CREBH regulates hepatic mitochondrial energy metabolism by modulating the UPR^mt -OXPHOS-Glycolysis regulatory cascade. (A and B) qPCR analyses of expression levels of the genes encoding selected subunits of COX (A) and the genes encoding the major enzymes or regulators in glycolysis (B) in the livers of CREBH-KO and WT mice under feeding or after 14-h fasting. Data are presented as mean ± SEM. *P ≤ 0.05; **P ≤ 0.01. (C) Western blot analyses of representative components of COX, including COX4l1 (COX4), MTCO1, NDUFS3, and MTCO2 in the purified mitochondria isolated from the livers of PPARα-KO and WT mice under feeding or after 14-h fasting.
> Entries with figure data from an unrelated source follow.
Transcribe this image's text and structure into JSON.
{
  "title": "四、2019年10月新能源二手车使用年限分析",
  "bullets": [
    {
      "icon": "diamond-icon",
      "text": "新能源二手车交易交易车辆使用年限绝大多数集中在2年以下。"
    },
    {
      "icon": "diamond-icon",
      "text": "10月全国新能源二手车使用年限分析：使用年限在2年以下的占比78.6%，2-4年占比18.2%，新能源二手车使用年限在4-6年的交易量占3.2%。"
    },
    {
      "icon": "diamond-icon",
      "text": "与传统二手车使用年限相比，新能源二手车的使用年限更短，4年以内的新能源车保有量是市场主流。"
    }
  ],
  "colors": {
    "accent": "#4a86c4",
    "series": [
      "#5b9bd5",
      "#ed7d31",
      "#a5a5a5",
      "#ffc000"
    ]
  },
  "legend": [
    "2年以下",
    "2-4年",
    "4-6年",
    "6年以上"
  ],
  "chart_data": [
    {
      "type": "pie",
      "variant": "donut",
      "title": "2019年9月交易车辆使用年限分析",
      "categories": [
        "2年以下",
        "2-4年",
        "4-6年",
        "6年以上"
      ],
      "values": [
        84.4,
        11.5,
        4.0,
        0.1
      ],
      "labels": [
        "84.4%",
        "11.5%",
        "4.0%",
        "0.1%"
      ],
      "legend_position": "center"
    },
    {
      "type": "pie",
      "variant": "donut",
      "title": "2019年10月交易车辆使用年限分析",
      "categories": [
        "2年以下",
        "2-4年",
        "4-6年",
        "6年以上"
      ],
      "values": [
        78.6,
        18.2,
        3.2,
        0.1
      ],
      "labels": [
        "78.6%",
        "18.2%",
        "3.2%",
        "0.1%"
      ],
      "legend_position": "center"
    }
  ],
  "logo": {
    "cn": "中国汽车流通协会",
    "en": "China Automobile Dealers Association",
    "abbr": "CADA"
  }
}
The levels of MTCO2, a COX2 subunit, were determined as an internal control. (D–F) Mitochondrial bioenergetic profiling of CREBH-KO and WT mouse primary hepatocytes. The mitochondrial bioenergetics of hepatocytes were profiled by measuring oxygen consumption rate (OCR) using Seahorse XF Analyzer. A mitochondrial stress test was performed using a sequential injection of oligomycin (1.5 μM), FCCP (1 μM), and rotenone/Antimycin A (1 μM each). Basal mitochondrial OCR was normalized by subtracting nonmitochondrial OCR obtained after adding rotenone/antimycin. Maximal OCR was calculated by subtracting nonmitochondrial OCR from the highest OCR measurement after adding FCCP. R/A, rotenone/antimycin. Data are presented as mean ± SEM (n = 6). ^∗∗P ≤ 0.01. (G) Rate of glycolysis of CREBH-KO and WT mouse primary hepatocytes determined by Seahorse analyzer. The Seahorse Analyzer provides kinetic readouts of OCR and extracellular acidification rate (ECAR), which are used to determine the glycolytic proton efflux rate (glycolysis) of the cells. The data are presented as mean ± SEM (n = 6). ^∗∗P ≤ 0.01. (H) Illustration of the pathways by which CREBH regulates a physiological UPR^mt as well as mitochondrial homeostasis and energy metabolism in response to energy demands.